Lancaster v. Royal Insurance Co. of America

709 P.2d 254 | Or. Ct. App. | 1985

WARDEN, J.

Plaintiff brought this action to recover damages for personal injuries he sustained in an automobile accident caused by the negligence of Joseph Martin, who was employed at the time of the accident by defendant Columbia Fence Co. Defendant Royal Insurance Company is Columbia’s insurer. Plaintiff appeals from the summary judgment in favor of Royal.1 We affirm.

Before bringing the present action, plaintiff brought an action against Martin. In settling that action, plaintiff and Martin entered into an agreement whereby Martin assigned to plaintiff “all his rights of recovery * * * and enforcement of obligations” against Columbia, its insurers “and all other persons having any responsibility or liability for the judgment entered in favor of [plaintiff] against Mr. Martin.” In return, plaintiff promised “not to enforce said judgment against Mr. Martin by execution or any other manner.” After the agreement was executed, a stipulated judgment was entered in plaintiffs favor.

Plaintiff then brought this action, alleging, inter alia, that Royal is liable to plaintiff as Martin’s assignee for the amount of the judgment that Martin owes plaintiff. The insuring provision of Royal’s policy provides, as relevant, that it “will pay all sums the insured legally must pay as damages because of bodily injury or property damage.”2 The trial court granted Royal’s motion for summary judgment on the apparent basis that, under Stubblefield v. St. Paul Fire & Marine, 267 Or 397, 517 P2d 262 (1973), plaintiffs promise not to enforce the judgment he later obtained against Martin means that Martin is not legally obligated to pay damages to plaintiff and, therefore, plaintiff, as Martin’s assignee, is not entitled to recover from Royal.
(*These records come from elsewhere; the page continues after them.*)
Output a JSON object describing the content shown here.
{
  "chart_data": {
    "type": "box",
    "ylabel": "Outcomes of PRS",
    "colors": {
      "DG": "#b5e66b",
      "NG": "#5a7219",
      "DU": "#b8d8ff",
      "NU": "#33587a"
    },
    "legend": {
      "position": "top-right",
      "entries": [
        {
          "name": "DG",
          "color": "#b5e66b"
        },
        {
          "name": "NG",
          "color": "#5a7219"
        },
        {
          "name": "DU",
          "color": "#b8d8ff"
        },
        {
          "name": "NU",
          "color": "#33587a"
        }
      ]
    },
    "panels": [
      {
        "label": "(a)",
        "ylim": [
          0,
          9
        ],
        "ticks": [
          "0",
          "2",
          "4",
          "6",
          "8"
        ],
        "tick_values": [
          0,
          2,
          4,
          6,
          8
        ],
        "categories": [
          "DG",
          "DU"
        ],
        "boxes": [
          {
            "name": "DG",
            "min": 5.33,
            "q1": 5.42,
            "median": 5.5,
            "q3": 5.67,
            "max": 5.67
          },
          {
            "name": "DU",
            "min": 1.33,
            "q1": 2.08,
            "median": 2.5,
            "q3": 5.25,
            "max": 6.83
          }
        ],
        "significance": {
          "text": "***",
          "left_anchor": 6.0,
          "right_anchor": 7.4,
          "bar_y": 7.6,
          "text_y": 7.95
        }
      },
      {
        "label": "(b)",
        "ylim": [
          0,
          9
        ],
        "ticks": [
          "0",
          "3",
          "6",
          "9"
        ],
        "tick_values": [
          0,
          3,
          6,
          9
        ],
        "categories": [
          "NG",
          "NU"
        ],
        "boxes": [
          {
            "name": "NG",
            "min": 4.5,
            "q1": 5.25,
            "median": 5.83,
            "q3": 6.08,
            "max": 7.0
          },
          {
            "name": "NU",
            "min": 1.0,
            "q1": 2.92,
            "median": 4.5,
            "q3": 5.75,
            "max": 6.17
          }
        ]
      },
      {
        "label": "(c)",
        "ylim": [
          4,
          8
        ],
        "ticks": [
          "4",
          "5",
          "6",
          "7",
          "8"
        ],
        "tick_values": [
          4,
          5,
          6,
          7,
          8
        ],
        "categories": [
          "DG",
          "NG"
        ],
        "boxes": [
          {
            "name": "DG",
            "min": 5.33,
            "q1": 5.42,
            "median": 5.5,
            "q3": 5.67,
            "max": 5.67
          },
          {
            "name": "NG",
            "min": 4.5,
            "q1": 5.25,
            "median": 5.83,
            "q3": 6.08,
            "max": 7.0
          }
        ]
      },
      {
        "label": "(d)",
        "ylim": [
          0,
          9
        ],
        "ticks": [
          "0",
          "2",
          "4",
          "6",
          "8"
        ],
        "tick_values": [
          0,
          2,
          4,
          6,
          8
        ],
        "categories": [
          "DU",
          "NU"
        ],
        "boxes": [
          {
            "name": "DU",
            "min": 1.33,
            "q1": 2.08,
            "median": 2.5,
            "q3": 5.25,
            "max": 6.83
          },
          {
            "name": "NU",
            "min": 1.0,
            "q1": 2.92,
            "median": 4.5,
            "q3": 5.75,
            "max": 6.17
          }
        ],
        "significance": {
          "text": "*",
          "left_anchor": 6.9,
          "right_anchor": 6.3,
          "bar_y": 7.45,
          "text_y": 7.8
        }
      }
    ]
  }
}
Policy considerations and the law as the Supreme *439Court had construed it before it decided Stubblefield, see Groce v. Fidelity General Insurance, 252 Or 296, 448 P2d 554 (1968), support plaintiffs position. However, we must agree with the trial judge that Stubblefield is controlling and requires the result he reached. See also Collins v. Fitzwater, 211 Or 401, 409-11, 560 P2d 1074 (1977).3 None of plaintiffs efforts to distinguish this case from Stubblefield succeeds.

Affirmed.

Plaintiffs action against Columbia was not resolved by the judgment from which plaintiff appeals. The trial court certified the judgment as final pursuant to ORCP 67B. We assume for purposes of this opinion that Royal’s coverage applied to Martin in connection with the accident.

The policy defines “insured” to include “[ajnyone * * * using with [the named insured’s] permission a covered auto.” Although plaintiff argues otherwise, Martin’s relationship to Royal was simply that of an “insured,” if Royal’s coverage was available to Martin at all under the circumstances. See n 1, supra.
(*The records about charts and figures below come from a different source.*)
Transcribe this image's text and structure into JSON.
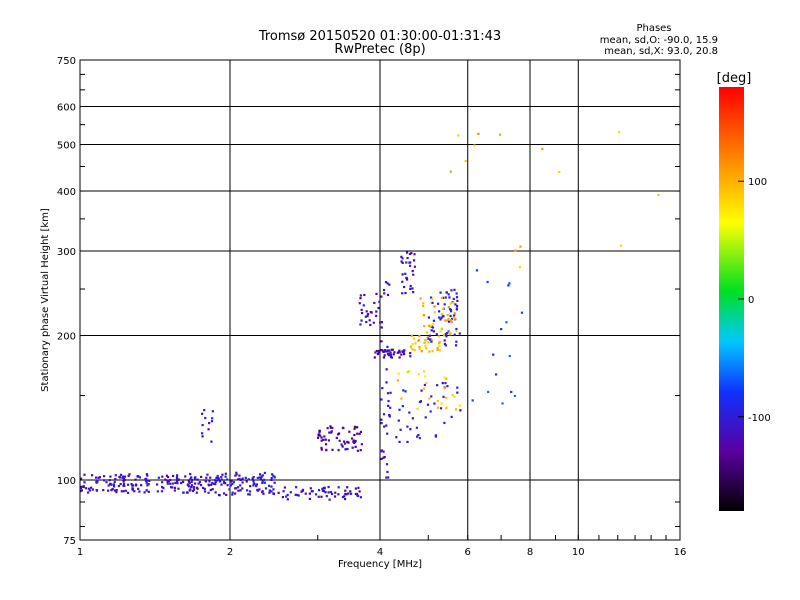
{
  "chart_data": {
    "type": "scatter",
    "title": "Tromsø 20150520 01:30:00-01:31:43",
    "subtitle": "RwPretec (8p)",
    "xlabel": "Frequency [MHz]",
    "ylabel": "Stationary phase Virtual Height [km]",
    "x_scale": "log",
    "y_scale": "log",
    "xlim": [
      1,
      16
    ],
    "ylim": [
      75,
      750
    ],
    "x_ticks": [
      1,
      2,
      4,
      6,
      8,
      10,
      16
    ],
    "x_tick_labels": [
      "1",
      "2",
      "4",
      "6",
      "8",
      "10",
      "16"
    ],
    "y_ticks": [
      75,
      100,
      200,
      300,
      400,
      500,
      600,
      750
    ],
    "y_tick_labels": [
      "75",
      "100",
      "200",
      "300",
      "400",
      "500",
      "600",
      "750"
    ],
    "grid": true,
    "phases_header": "Phases",
    "phases_o": "mean, sd,O: -90.0, 15.9",
    "phases_x": "mean, sd,X:  93.0, 20.8",
    "colorbar": {
      "label": "[deg]",
      "range": [
        -180,
        180
      ],
      "ticks": [
        100,
        0,
        -100
      ],
      "tick_labels": [
        "100",
        "0",
        "-100"
      ]
    },
    "clusters": [
      {
        "x": [
          1.0,
          1.9
        ],
        "y": [
          94,
          103
        ],
        "phase": -110,
        "n": 200
      },
      {
        "x": [
          1.9,
          2.5
        ],
        "y": [
          93,
          104
        ],
        "phase": -105,
        "n": 90
      },
      {
        "x": [
          1.75,
          1.85
        ],
        "y": [
          120,
          140
        ],
        "phase": -100,
        "n": 12
      },
      {
        "x": [
          2.5,
          3.7
        ],
        "y": [
          91,
          97
        ],
        "phase": -112,
        "n": 60
      },
      {
        "x": [
          3.0,
          3.7
        ],
        "y": [
          115,
          130
        ],
        "phase": -125,
        "n": 60
      },
      {
        "x": [
          3.6,
          4.0
        ],
        "y": [
          210,
          245
        ],
        "phase": -115,
        "n": 25
      },
      {
        "x": [
          3.9,
          4.6
        ],
        "y": [
          180,
          187
        ],
        "phase": -120,
        "n": 45
      },
      {
        "x": [
          4.0,
          4.2
        ],
        "y": [
          100,
          270
        ],
        "phase": -110,
        "n": 40
      },
      {
        "x": [
          4.4,
          4.7
        ],
        "y": [
          245,
          300
        ],
        "phase": -110,
        "n": 30
      },
      {
        "x": [
          4.6,
          5.3
        ],
        "y": [
          185,
          200
        ],
        "phase": 95,
        "n": 35
      },
      {
        "x": [
          5.0,
          5.8
        ],
        "y": [
          190,
          250
        ],
        "phase": -100,
        "n": 60
      },
      {
        "x": [
          4.8,
          5.8
        ],
        "y": [
          200,
          240
        ],
        "phase": 100,
        "n": 35
      },
      {
        "x": [
          4.3,
          5.8
        ],
        "y": [
          120,
          160
        ],
        "phase": -105,
        "n": 40
      },
      {
        "x": [
          4.3,
          5.8
        ],
        "y": [
          140,
          170
        ],
        "phase": 90,
        "n": 25
      },
      {
        "x": [
          6.0,
          7.8
        ],
        "y": [
          140,
          280
        ],
        "phase": -80,
        "n": 15
      },
      {
        "x": [
          5.5,
          15.0
        ],
        "y": [
          250,
          540
        ],
        "phase": 100,
        "n": 14
      }
    ]
  }
}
It is clear under Groce and Collins, as we understand them, that plaintiffs action would not be defeated by Stubblefield if the judgment in plaintiffs action against Martin had been entered before the assignment had been executed. Although there is some logic to that distinction, it seems to us rather unlikely that Martin would have stipulated to the judgment before obtaining plaintiffs promise not to enforce it. The usual sequence of events is for parties to agree to a settlement before they stipulate to a judgment.